De acordo com a denúncia, as irregularidades começaram com a mudança nas regras da votação. O conselheiro Fernando Brites, conhecido como Obreiro Fernando, sugeriu uma mudança no número de votos a que cada um teria direito durante o pleito.

A sugestão veio por mensagens de texto, para todos os 95 conselheiros do Rio que participam de um grupo virtual em um aplicativo de mensagens.

A ideia era que cada conselheiro pudesse votar em cinco nomes, acabando assim com a votação direta, como determina a legislação.

Logo em seguida, o conselheiro Felipe Machado, também evangélico, endossou a sugestão e encaminhou seu entendimento a favor da mudança.

A sugestão de alteração na regra do pleito ocorreu no dia 21 de janeiro, quatro dias antes da eleição. Um conselheiro identificado no aplicativo de mensagens como Flávio Santiago questionou a rapidez da votação pela mudança nas regras.

"Votação em 10 minutos. Parece que foi combinado. Votação pelo WhatsApp? Vamos para o fórum, discutir e votar. Vocês estão dando margem para judicialização. Triste", comentou o conselheiro no grupo.
Alguns dos envolvidos mostravam que nem mesmo sabiam o que estava sendo votado.

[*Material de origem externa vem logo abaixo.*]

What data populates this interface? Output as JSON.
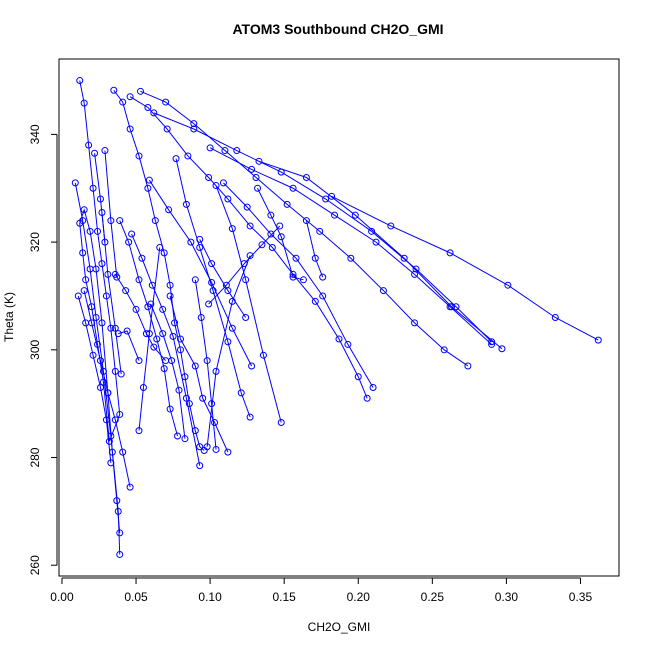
{
  "chart_data": {
    "type": "scatter",
    "title": "ATOM3 Southbound CH2O_GMI",
    "xlabel": "CH2O_GMI",
    "ylabel": "Theta (K)",
    "xlim": [
      -0.002,
      0.376
    ],
    "ylim": [
      258,
      354
    ],
    "xticks": [
      0.0,
      0.05,
      0.1,
      0.15,
      0.2,
      0.25,
      0.3,
      0.35
    ],
    "xtick_labels": [
      "0.00",
      "0.05",
      "0.10",
      "0.15",
      "0.20",
      "0.25",
      "0.30",
      "0.35"
    ],
    "yticks": [
      260,
      280,
      300,
      320,
      340
    ],
    "ytick_labels": [
      "260",
      "280",
      "300",
      "320",
      "340"
    ],
    "grid": false,
    "color": "#0000ff",
    "series": [
      {
        "x": [
          0.012,
          0.015,
          0.018,
          0.021,
          0.024,
          0.027,
          0.03,
          0.033,
          0.036,
          0.039,
          0.032,
          0.028,
          0.024,
          0.02,
          0.016,
          0.014,
          0.012,
          0.015,
          0.019,
          0.023,
          0.027,
          0.031,
          0.034,
          0.037,
          0.039
        ],
        "y": [
          350.0,
          345.8,
          338.0,
          330.0,
          322.0,
          316.0,
          310.0,
          304.0,
          296.0,
          288.0,
          283.0,
          294.0,
          301.0,
          308.0,
          313.0,
          318.0,
          323.5,
          326.0,
          322.0,
          315.0,
          305.0,
          292.0,
          281.0,
          272.0,
          266.0
        ]
      },
      {
        "x": [
          0.035,
          0.041,
          0.046,
          0.052,
          0.058,
          0.063,
          0.069,
          0.073,
          0.076,
          0.08,
          0.083,
          0.086,
          0.09,
          0.093,
          0.096
        ],
        "y": [
          348.2,
          346.0,
          341.0,
          336.0,
          330.0,
          324.0,
          318.0,
          312.0,
          305.0,
          300.0,
          295.0,
          290.0,
          285.0,
          282.0,
          281.3
        ]
      },
      {
        "x": [
          0.046,
          0.058,
          0.071,
          0.085,
          0.099,
          0.112,
          0.127,
          0.142,
          0.156,
          0.171,
          0.187,
          0.2,
          0.206
        ],
        "y": [
          347.0,
          345.0,
          341.0,
          336.0,
          332.0,
          328.0,
          323.0,
          319.0,
          314.0,
          309.0,
          302.0,
          295.0,
          291.0
        ]
      },
      {
        "x": [
          0.053,
          0.07,
          0.089,
          0.11,
          0.131,
          0.152,
          0.174,
          0.195,
          0.217,
          0.238,
          0.258,
          0.274
        ],
        "y": [
          348.0,
          346.0,
          342.0,
          337.0,
          332.0,
          327.0,
          322.0,
          317.0,
          311.0,
          305.0,
          300.0,
          297.0
        ]
      },
      {
        "x": [
          0.062,
          0.089,
          0.118,
          0.148,
          0.178,
          0.209,
          0.239,
          0.266,
          0.29
        ],
        "y": [
          344.0,
          341.0,
          337.0,
          333.0,
          328.0,
          322.0,
          315.0,
          308.0,
          301.5
        ]
      },
      {
        "x": [
          0.1,
          0.128,
          0.156,
          0.184,
          0.212,
          0.238,
          0.262,
          0.29
        ],
        "y": [
          337.5,
          333.5,
          330.0,
          325.0,
          320.0,
          314.0,
          308.0,
          301.0
        ]
      },
      {
        "x": [
          0.133,
          0.165,
          0.198,
          0.231,
          0.263,
          0.297
        ],
        "y": [
          335.0,
          332.0,
          325.0,
          317.0,
          308.0,
          300.2
        ]
      },
      {
        "x": [
          0.182,
          0.222,
          0.262,
          0.301,
          0.333,
          0.362
        ],
        "y": [
          328.5,
          323.0,
          318.0,
          312.0,
          306.0,
          301.8
        ]
      },
      {
        "x": [
          0.077,
          0.084,
          0.093,
          0.102,
          0.112,
          0.121,
          0.127
        ],
        "y": [
          335.5,
          327.0,
          319.0,
          311.0,
          301.5,
          292.0,
          287.5
        ]
      },
      {
        "x": [
          0.059,
          0.072,
          0.087,
          0.101,
          0.115,
          0.128
        ],
        "y": [
          331.5,
          326.0,
          320.0,
          312.5,
          304.0,
          297.0
        ]
      },
      {
        "x": [
          0.104,
          0.115,
          0.124,
          0.136,
          0.148
        ],
        "y": [
          330.5,
          322.5,
          313.0,
          299.0,
          286.5
        ]
      },
      {
        "x": [
          0.109,
          0.125,
          0.141,
          0.158,
          0.176,
          0.193,
          0.21
        ],
        "y": [
          331.0,
          326.5,
          321.5,
          317.0,
          310.0,
          301.0,
          293.0
        ]
      },
      {
        "x": [
          0.015,
          0.02,
          0.026,
          0.031,
          0.036,
          0.041,
          0.046
        ],
        "y": [
          311.0,
          305.0,
          298.0,
          292.0,
          287.0,
          281.0,
          274.5
        ]
      },
      {
        "x": [
          0.009,
          0.014,
          0.019,
          0.023,
          0.028,
          0.033,
          0.038,
          0.039
        ],
        "y": [
          331.0,
          324.0,
          315.0,
          306.0,
          296.0,
          284.0,
          270.0,
          262.0
        ]
      },
      {
        "x": [
          0.011,
          0.016,
          0.021,
          0.026,
          0.03,
          0.033
        ],
        "y": [
          310.0,
          305.0,
          299.0,
          293.0,
          287.0,
          279.0
        ]
      },
      {
        "x": [
          0.039,
          0.045,
          0.052,
          0.058,
          0.064,
          0.069,
          0.073,
          0.078
        ],
        "y": [
          324.0,
          320.0,
          313.0,
          308.0,
          302.0,
          296.5,
          289.0,
          284.0
        ]
      },
      {
        "x": [
          0.047,
          0.054,
          0.061,
          0.068,
          0.075,
          0.084,
          0.093
        ],
        "y": [
          321.5,
          317.0,
          312.0,
          307.5,
          302.5,
          291.0,
          278.5
        ]
      },
      {
        "x": [
          0.036,
          0.043,
          0.05,
          0.057,
          0.062,
          0.07
        ],
        "y": [
          314.0,
          311.0,
          307.5,
          303.0,
          300.5,
          298.0
        ]
      },
      {
        "x": [
          0.073,
          0.08,
          0.09,
          0.095,
          0.103,
          0.112
        ],
        "y": [
          310.0,
          302.0,
          297.0,
          291.0,
          286.5,
          281.0
        ]
      },
      {
        "x": [
          0.09,
          0.094,
          0.098,
          0.101,
          0.104
        ],
        "y": [
          313.0,
          306.0,
          298.0,
          290.0,
          281.5
        ]
      },
      {
        "x": [
          0.06,
          0.068,
          0.074,
          0.079,
          0.083
        ],
        "y": [
          308.5,
          303.0,
          298.0,
          292.5,
          283.5
        ]
      },
      {
        "x": [
          0.066,
          0.059,
          0.055,
          0.052
        ],
        "y": [
          319.0,
          303.0,
          293.0,
          285.0
        ]
      },
      {
        "x": [
          0.127,
          0.115,
          0.104,
          0.098
        ],
        "y": [
          317.5,
          309.0,
          296.0,
          282.0
        ]
      },
      {
        "x": [
          0.093,
          0.101,
          0.112,
          0.124
        ],
        "y": [
          320.5,
          316.0,
          311.0,
          306.0
        ]
      },
      {
        "x": [
          0.099,
          0.111,
          0.123,
          0.135,
          0.147
        ],
        "y": [
          308.5,
          312.0,
          316.0,
          319.5,
          323.0
        ]
      },
      {
        "x": [
          0.027,
          0.031,
          0.036,
          0.04
        ],
        "y": [
          325.5,
          314.0,
          304.0,
          295.5
        ]
      },
      {
        "x": [
          0.022,
          0.026,
          0.029
        ],
        "y": [
          336.5,
          328.0,
          320.0
        ]
      },
      {
        "x": [
          0.029,
          0.033,
          0.037
        ],
        "y": [
          337.0,
          324.0,
          313.5
        ]
      },
      {
        "x": [
          0.038,
          0.044,
          0.052
        ],
        "y": [
          303.0,
          303.5,
          298.0
        ]
      },
      {
        "x": [
          0.132,
          0.141,
          0.148,
          0.156,
          0.163
        ],
        "y": [
          330.0,
          325.0,
          321.0,
          313.5,
          313.0
        ]
      },
      {
        "x": [
          0.165,
          0.171,
          0.176
        ],
        "y": [
          324.0,
          317.0,
          313.5
        ]
      }
    ]
  }
}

"Então, eu estou confuso. Exatamente o que está sendo votado?", perguntou alguém identificado como Reinaldo.

Depois da mudança aprovada por troca de mensagens, 81 dos 95 conselheiros decidiram votar. Ao todo, 405 votos foram computados naquele pleito, um recorde entre todos os Conselhos Tutelares do Brasil.

Todos os eleitos são evangélicos e quatro deles atuam na Zona Oeste do Rio de Janeiro. São eles:

Gláucia Pacheco dos Santos Araújo, conselheira de Realengo;
- Janaína dos Santos Fonseca, de Santa Cruz;
- Rosemare Nunes Rodrigues, da Taquara;
- Cleide Rosa Lima Ferraz, de Campo Grande;
- Ivana da Silva Souza, conselheira da Zona Sul.

"É um modelo de votação irregular. Mesmo que todos concordassem com esse modelo, o que não aconteceu, essa votação vai contra o decreto que regulamenta a eleição da comissão de ética", comentou um conselheiro ao G1.